Digital signal processing has evolved from being an expensive, esoteric science used primarily in military applications such as radar systems, image recognition, and the like, to a high growth technology which is used in consumer products such as digital audio and the compact disk. Single chip digital signal processors (SCDSPs) were introduced in the early 1980's to specifically address these markets. However, SCDSPs are complex to design and use, and have significant development, environment, and performance limitations which stem from their Von Neuman, microprocessor origins. In particular, while the requirements of signal processing are that the signal processor be computationally intensive and controllable, have low latency and low parasitic overhead for real time I/O, and be able to efficiently execute multiple asynchronous processes, the signal processors of the art are burdened with the interrupt structures and the memory intensiveness of their microprocessor ancestors. The interrupt structures found in the SCDSPs of the art typically result in the SCDSPs being limited to a frequency spectrum from DC to the low tens of KHz.

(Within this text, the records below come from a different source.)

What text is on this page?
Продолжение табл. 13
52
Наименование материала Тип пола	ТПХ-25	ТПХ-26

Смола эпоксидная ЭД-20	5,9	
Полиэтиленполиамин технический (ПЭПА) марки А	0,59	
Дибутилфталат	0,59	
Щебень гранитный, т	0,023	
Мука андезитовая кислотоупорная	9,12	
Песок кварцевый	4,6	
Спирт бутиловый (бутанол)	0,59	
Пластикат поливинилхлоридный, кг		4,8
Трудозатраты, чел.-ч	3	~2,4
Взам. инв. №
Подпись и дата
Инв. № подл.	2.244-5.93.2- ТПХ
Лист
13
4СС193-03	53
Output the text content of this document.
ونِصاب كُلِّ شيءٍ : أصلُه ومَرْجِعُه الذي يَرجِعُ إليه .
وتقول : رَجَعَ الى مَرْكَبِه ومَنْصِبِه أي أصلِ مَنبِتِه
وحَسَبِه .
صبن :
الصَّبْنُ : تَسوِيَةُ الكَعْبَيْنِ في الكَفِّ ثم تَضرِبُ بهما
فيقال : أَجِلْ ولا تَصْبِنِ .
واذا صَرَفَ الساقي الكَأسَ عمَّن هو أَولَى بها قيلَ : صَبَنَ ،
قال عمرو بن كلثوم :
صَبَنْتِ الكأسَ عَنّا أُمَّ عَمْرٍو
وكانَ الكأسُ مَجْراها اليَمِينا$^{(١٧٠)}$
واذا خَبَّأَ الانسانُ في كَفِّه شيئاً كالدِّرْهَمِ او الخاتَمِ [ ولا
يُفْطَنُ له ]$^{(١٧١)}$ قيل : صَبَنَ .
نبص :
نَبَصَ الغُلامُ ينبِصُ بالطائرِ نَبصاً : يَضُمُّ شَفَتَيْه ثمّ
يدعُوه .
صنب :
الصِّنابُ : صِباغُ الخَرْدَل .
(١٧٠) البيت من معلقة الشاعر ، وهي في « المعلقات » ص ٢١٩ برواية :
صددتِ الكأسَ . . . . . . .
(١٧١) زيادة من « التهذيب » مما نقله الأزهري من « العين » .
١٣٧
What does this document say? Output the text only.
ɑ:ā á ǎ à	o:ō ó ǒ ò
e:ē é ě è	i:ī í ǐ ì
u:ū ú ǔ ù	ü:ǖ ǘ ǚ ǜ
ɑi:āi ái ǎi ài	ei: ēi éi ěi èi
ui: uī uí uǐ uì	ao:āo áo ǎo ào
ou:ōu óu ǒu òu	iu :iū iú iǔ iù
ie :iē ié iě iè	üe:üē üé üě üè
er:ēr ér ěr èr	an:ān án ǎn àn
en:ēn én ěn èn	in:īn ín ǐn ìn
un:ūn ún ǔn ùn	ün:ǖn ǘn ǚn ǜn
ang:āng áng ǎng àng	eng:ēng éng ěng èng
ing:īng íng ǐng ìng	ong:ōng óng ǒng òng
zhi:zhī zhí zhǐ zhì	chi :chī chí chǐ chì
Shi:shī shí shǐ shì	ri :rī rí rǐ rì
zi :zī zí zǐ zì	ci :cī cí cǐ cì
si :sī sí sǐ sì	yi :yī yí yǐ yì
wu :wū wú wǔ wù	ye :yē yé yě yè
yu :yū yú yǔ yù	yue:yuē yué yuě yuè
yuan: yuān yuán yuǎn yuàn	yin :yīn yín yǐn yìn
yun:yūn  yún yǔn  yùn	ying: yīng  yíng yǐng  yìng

In overcoming the problems of the SCDSPs of the art, a digital signal processor (also referred to as a "SPROC") architecture was set forth in parent application Ser. No. 07/525,977 filed May 18, 1990, now abandoned and continued as co-ending application Ser. No. 07/900,536 filed Jun. 18, 1992, where the interrupt structure and tasks are substantially removed from the tasks of the computing processor(s) (e.g. the GSPs). The separation is achieved by providing a central memory unit (data RAM) through which flows substantially all the data coming into and out of the signal processor, and by providing a data flow manager (i.e. a data I/O processor) which handles I/O between the central memory unit and the "outside" world. The computing processor(s) is coupled to the central memory unit and does not communicate directly with the outside world. Where multiple computing processors are utilized, the multiple processors do not communicate directly; rather they communicate via the central memory unit. However, even though the computing processors are shielded from the I/O functions of the SCDSP and are therefore capable of increased throughput, a mechanism for informing (signalling) the computing processors of events of interest such as the availability of desired information must be provided.